Go to the top of Taipei 101: First on my list is an undeniable tourist staple, the iconic Taipei 101. Opening at the end of 2004, Taipei 101 is now the world’s third largest skyscraper. With 101 floors above ground, this monster of a building reaches 1,670.6 ft at the tip of its antenna spire. Located in the Xinyi District on the eastern side of Taipei city, I believe this is a must see for any visitor to Taiwan. Although I have been in close proximity to the tower twice now, I am waiting for that perfect weather day to take a trip to the top.

Learn some Chinese: This semester I am taking my first Chinese class. Living in a place where you don’t speak (or read) the language can make small tasks seem impossible. I expect I will be very good at charades by the time I return home, and I’m already pretty good at pointing to stuff. So, as the second item on my list, I would like to learn to speak some Chinese!

Visit Green Island: Green Island is located approximately 20 miles off the south east coast of Taiwan and is accessible by ferry. I have heard many good things about the island since I’ve been here, I’m told it is a common destination for locals and tourists alike. I hope to make plans for a visit during the warmer months.

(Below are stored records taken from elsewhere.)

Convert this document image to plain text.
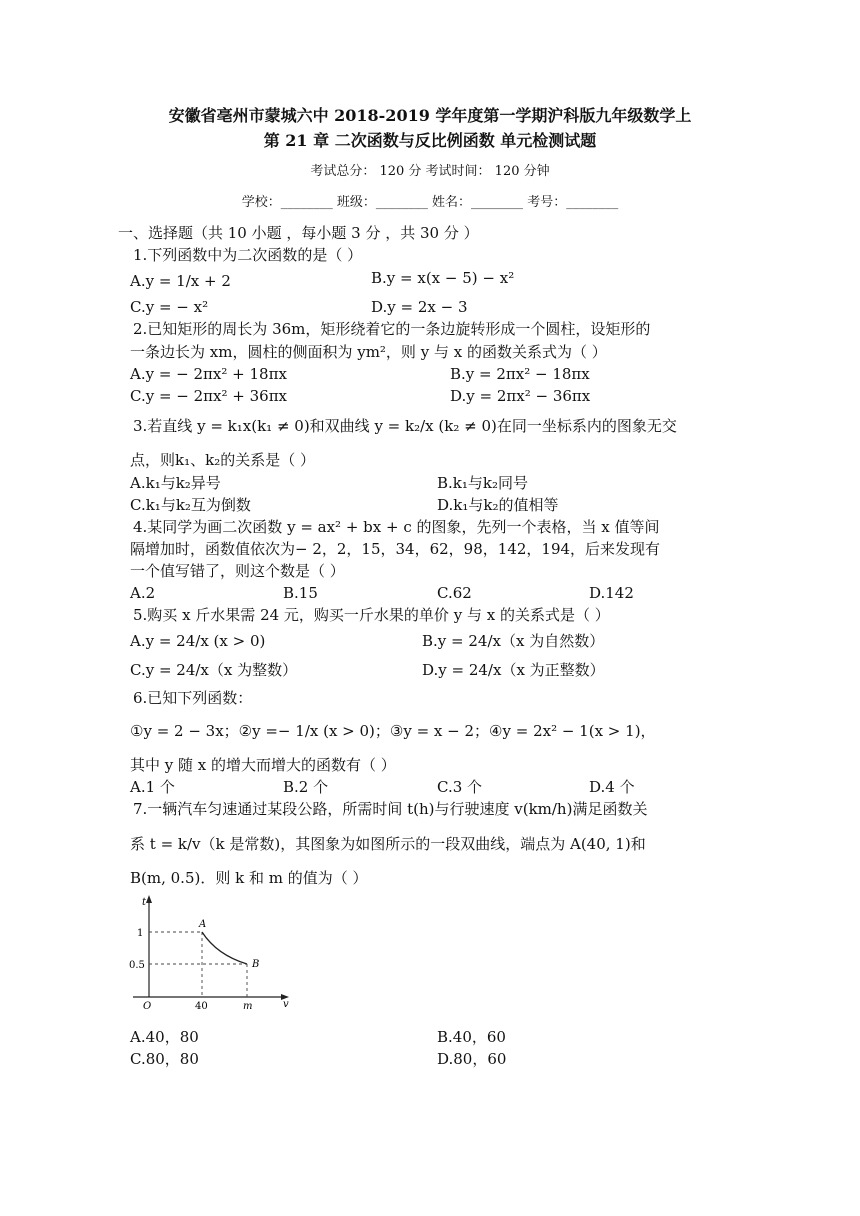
安徽省亳州市蒙城六中 2018-2019 学年度第一学期沪科版九年级数学上
第 21 章 二次函数与反比例函数 单元检测试题
考试总分： 120 分 考试时间： 120 分钟
学校：________ 班级：________ 姓名：________ 考号：________
一、选择题（共 10 小题 ，每小题 3 分 ，共 30 分 ）
1.下列函数中为二次函数的是（ ）
A.y = 1/x + 2	B.y = x(x − 5) − x²
C.y = − x²	D.y = 2x − 3
2.已知矩形的周长为 36m，矩形绕着它的一条边旋转形成一个圆柱，设矩形的
一条边长为 xm，圆柱的侧面积为 ym²，则 y 与 x 的函数关系式为（ ）
A.y = − 2πx² + 18πx	B.y = 2πx² − 18πx
C.y = − 2πx² + 36πx	D.y = 2πx² − 36πx
3.若直线 y = k₁x(k₁ ≠ 0)和双曲线 y = k₂/x (k₂ ≠ 0)在同一坐标系内的图象无交
点，则k₁、k₂的关系是（ ）
A.k₁与k₂异号	B.k₁与k₂同号
C.k₁与k₂互为倒数	D.k₁与k₂的值相等
4.某同学为画二次函数 y = ax² + bx + c 的图象，先列一个表格，当 x 值等间
隔增加时，函数值依次为− 2，2，15，34，62，98，142，194，后来发现有
一个值写错了，则这个数是（ ）
A.2	B.15	C.62	D.142
5.购买 x 斤水果需 24 元，购买一斤水果的单价 y 与 x 的关系式是（ ）
A.y = 24/x (x > 0)	B.y = 24/x（x 为自然数）
C.y = 24/x（x 为整数）	D.y = 24/x（x 为正整数）
6.已知下列函数：
①y = 2 − 3x；②y =− 1/x (x > 0)；③y = x − 2；④y = 2x² − 1(x > 1)，
其中 y 随 x 的增大而增大的函数有（ ）
A.1 个	B.2 个	C.3 个	D.4 个
7.一辆汽车匀速通过某段公路，所需时间 t(h)与行驶速度 v(km/h)满足函数关
系 t = k/v（k 是常数)，其图象为如图所示的一段双曲线，端点为 A(40, 1)和
B(m, 0.5)．则 k 和 m 的值为（ ）
t
v
O
A
B
1
0.5
40	m
A.40，80	B.40，60
C.80，80	D.80，60
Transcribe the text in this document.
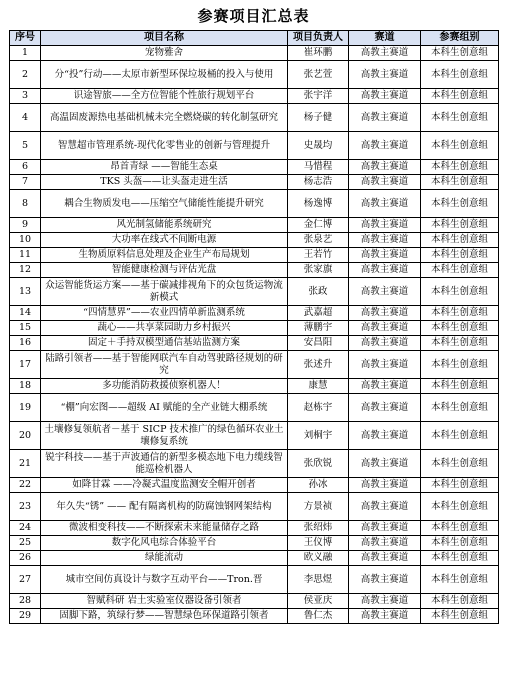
参赛项目汇总表
序号	项目名称	项目负责人	赛道	参赛组别
1	宠物雅舍	崔环鹏	高教主赛道	本科生创意组
2	分“投”行动——太原市新型环保垃圾桶的投入与使用	张艺萱	高教主赛道	本科生创意组
3	识途智旅——全方位智能个性旅行规划平台	张宇洋	高教主赛道	本科生创意组
4	高温固废源热电基础机械未完全燃烧碳的转化制氢研究	杨子健	高教主赛道	本科生创意组
5	智慧超市管理系统-现代化零售业的创新与管理提升	史晟均	高教主赛道	本科生创意组
6	昂首青绿 ——智能生态桌	马惜程	高教主赛道	本科生创意组
7	TKS 头盔——让头盔走进生活	杨志浩	高教主赛道	本科生创意组
8	耦合生物质发电——压缩空气储能性能提升研究	杨逸博	高教主赛道	本科生创意组
9	风光制氢储能系统研究	金仁博	高教主赛道	本科生创意组
10	大功率在线式不间断电源	张泉艺	高教主赛道	本科生创意组
11	生物质原料信息处理及企业生产布局规划	王若竹	高教主赛道	本科生创意组
12	智能健康检测与评估光盘	张家旗	高教主赛道	本科生创意组
13	众运智能货运方案——基于碳减排视角下的众包货运物流新模式	张政	高教主赛道	本科生创意组
14	“四情慧界”——农业四情单新监测系统	武嘉超	高教主赛道	本科生创意组
15	蔬心——共享菜园助力乡村振兴	薄鹏宇	高教主赛道	本科生创意组
16	固定＋手持双模型通信基站监测方案	安昌阳	高教主赛道	本科生创意组
17	陆路引领者——基于智能网联汽车自动驾驶路径规划的研究	张述升	高教主赛道	本科生创意组
18	多功能消防救援侦察机器人！	康慧	高教主赛道	本科生创意组
19	“棚”向宏图——超级 AI 赋能的全产业链大棚系统	赵栋宇	高教主赛道	本科生创意组
20	土壤修复领航者－基于 SICP 技术推广的绿色循环农业土壤修复系统	刘桐宇	高教主赛道	本科生创意组
21	锐宇科技——基于声波通信的新型多模态地下电力缆线智能巡检机器人	张欣锐	高教主赛道	本科生创意组
22	如降甘霖 ——冷凝式温度监测安全帽开创者	孙冰	高教主赛道	本科生创意组
23	年久失“锈” —— 配有隔离机构的防腐蚀钢网架结构	方景祯	高教主赛道	本科生创意组
24	微波相变科技——不断探索未来能量储存之路	张绍炜	高教主赛道	本科生创意组
25	数字化风电综合体验平台	王仪博	高教主赛道	本科生创意组
26	绿能流动	欧义融	高教主赛道	本科生创意组
27	城市空间仿真设计与数字互动平台——Tron.晋	李思煜	高教主赛道	本科生创意组
28	智赋科研 岩土实验室仪器设备引领者	侯亚庆	高教主赛道	本科生创意组
29	固脚下路，筑绿行梦——智慧绿色环保道路引领者	鲁仁杰	高教主赛道	本科生创意组
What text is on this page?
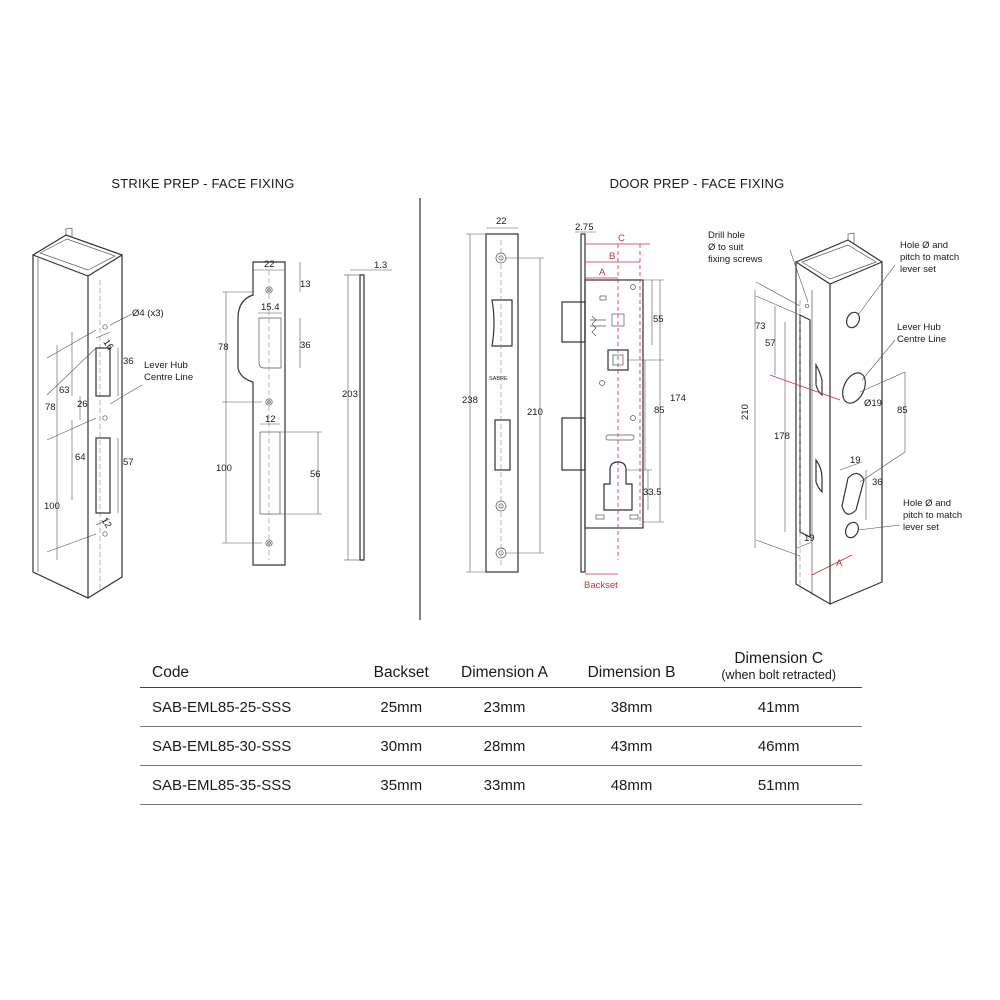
STRIKE PREP - FACE FIXING	DOOR PREP - FACE FIXING
Ø4 (x3)
16
36
63
78 26
64	57
100
12
Lever Hub
Centre Line
22
13
15.4
36
78
12
56
100
1.3
203
SABRE
22
238
210
2.75
C
B
A
55
85
174
33.5
Backset
73
57
210
178
Ø19
85
19
36
19
A
Drill hole
Ø to suit
fixing screws
Hole Ø and
pitch to match
lever set
Lever Hub
Centre Line
Hole Ø and
pitch to match
lever set
Code	Backset	Dimension A	Dimension B	Dimension C
(when bolt retracted)

SAB-EML85-25-SSS	25mm	23mm	38mm	41mm
SAB-EML85-30-SSS	30mm	28mm	43mm	46mm
SAB-EML85-35-SSS	35mm	33mm	48mm	51mm
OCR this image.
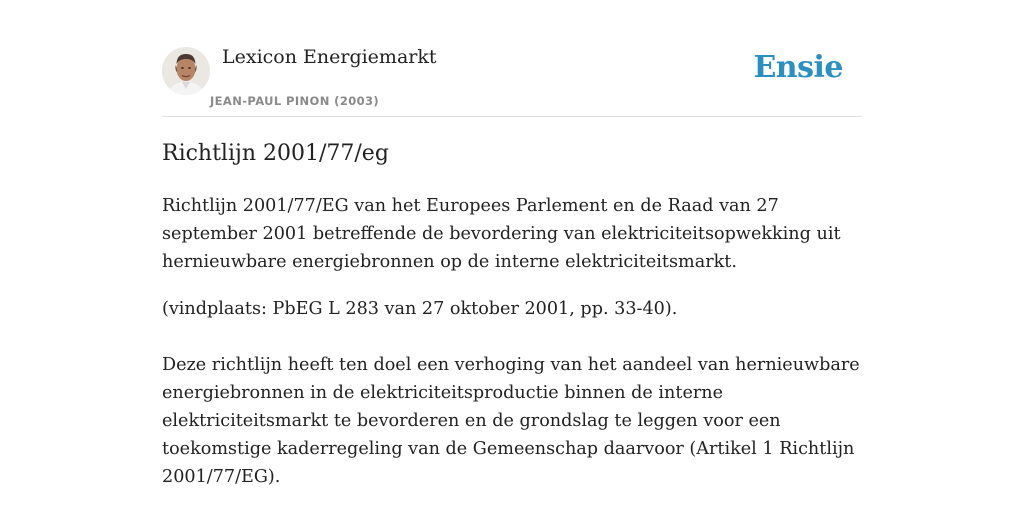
Lexicon Energiemarkt
JEAN-PAUL PINON (2003)
Ensie
Richtlijn 2001/77/eg

Richtlijn 2001/77/EG van het Europees Parlement en de Raad van 27 september 2001 betreffende de bevordering van elektriciteitsopwekking uit hernieuwbare energiebronnen op de interne elektriciteitsmarkt.

(vindplaats: PbEG L 283 van 27 oktober 2001, pp. 33-40).

Deze richtlijn heeft ten doel een verhoging van het aandeel van hernieuwbare energiebronnen in de elektriciteitsproductie binnen de interne elektriciteitsmarkt te bevorderen en de grondslag te leggen voor een toekomstige kaderregeling van de Gemeenschap daarvoor (Artikel 1 Richtlijn 2001/77/EG).
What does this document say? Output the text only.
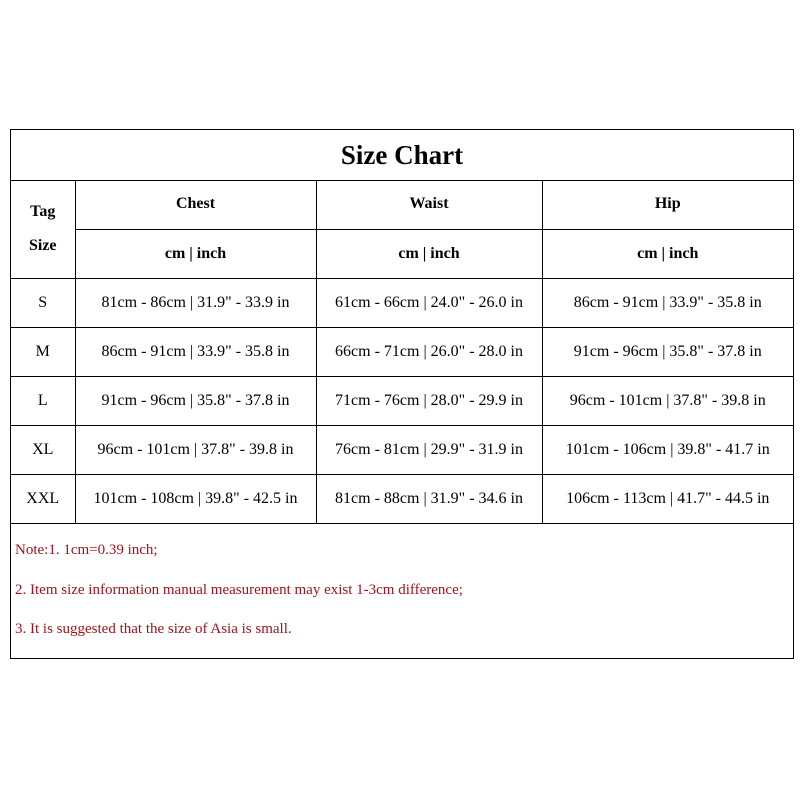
Size Chart
Tag
Size	Chest	Waist	Hip
	cm | inch	cm | inch	cm | inch
S	81cm - 86cm | 31.9" - 33.9 in	61cm - 66cm | 24.0" - 26.0 in	86cm - 91cm | 33.9" - 35.8 in
M	86cm - 91cm | 33.9" - 35.8 in	66cm - 71cm | 26.0" - 28.0 in	91cm - 96cm | 35.8" - 37.8 in
L	91cm - 96cm | 35.8" - 37.8 in	71cm - 76cm | 28.0" - 29.9 in	96cm - 101cm | 37.8" - 39.8 in
XL	96cm - 101cm | 37.8" - 39.8 in	76cm - 81cm | 29.9" - 31.9 in	101cm - 106cm | 39.8" - 41.7 in
XXL	101cm - 108cm | 39.8" - 42.5 in	81cm - 88cm | 31.9" - 34.6 in	106cm - 113cm | 41.7" - 44.5 in
Note:1. 1cm=0.39 inch;
2. Item size information manual measurement may exist 1-3cm difference;
3. It is suggested that the size of Asia is small.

Taiwan Street Food: Stinky Tofu

Eat stinky tofu: It’s hard to miss the smell of “stinky tofu” on the streets of Taiwan. I’m still not sure if they’re joking, but apparently this is a real treat for many Taiwanese. I hadn’t been here long and was already receiving pressure to try the infamous cuisine. I’ll admit I don’t have the courage just yet, but soon enough I will throw caution to the wind and eat stinky tofu. Albeit, there may be alcohol involved.

National Parks: Cities are nice, but every once in a while you need a break. Luckily, Taiwan is rich with nature, and I plan to take full advantage. There are seven national parks in Taiwan and because I enjoy hiking and the outdoors, I hope to see as many as possible. Some of the more popular destinations include Kenting National Park and Taroko National Park. Recently I had the opportunity to hike with friends in central Taiwan and it was absolutely beautiful. I can’t wait to see more!

National Scenic Areas: Much like National Parks, National Scenic Areas are in plentiful supply and amazing for any nature lover. There are currently thirteen National Scenic Areas in Taiwan. Some of the National Scenic Areas I hope to visit are Alishan and Maolin National Scenic Area.


The view from my last hike.

Hot springs! Another popular attraction I have heard a lot about here in Taiwan are hot springs. These hot springs are naturally occurring and heated within the earth’s crust. The water emerges clean and hot, perfect for a relaxing bath. These hot springs bring rise to resorts and mountain getaways. There’s no way I’m going to miss this.

Use a squat toilet: When I first saw it, I had no idea how to use it. Luckily, I was able to move on and find the style I’m used to. It was only after some internet research and talking with friends that I learned the proper way to use a squat toilet. This made the list because although I don’t plan on using one anytime soon, I’m sure I will find myself in a situation where I don’t have a choice.

Eat Betel Nuts: Betel nuts are a common treat here in Taiwan, often sold by “Betel Nut Beauties.” You can find them at roadside stands where young attractive women (scantily dressed) will sell you this nut. When chewed, it acts as a mild stimulant.

Oh ya, get good grades: Even though study abroad can be a blur of new friends and experiences, we can’t forget our schoolwork!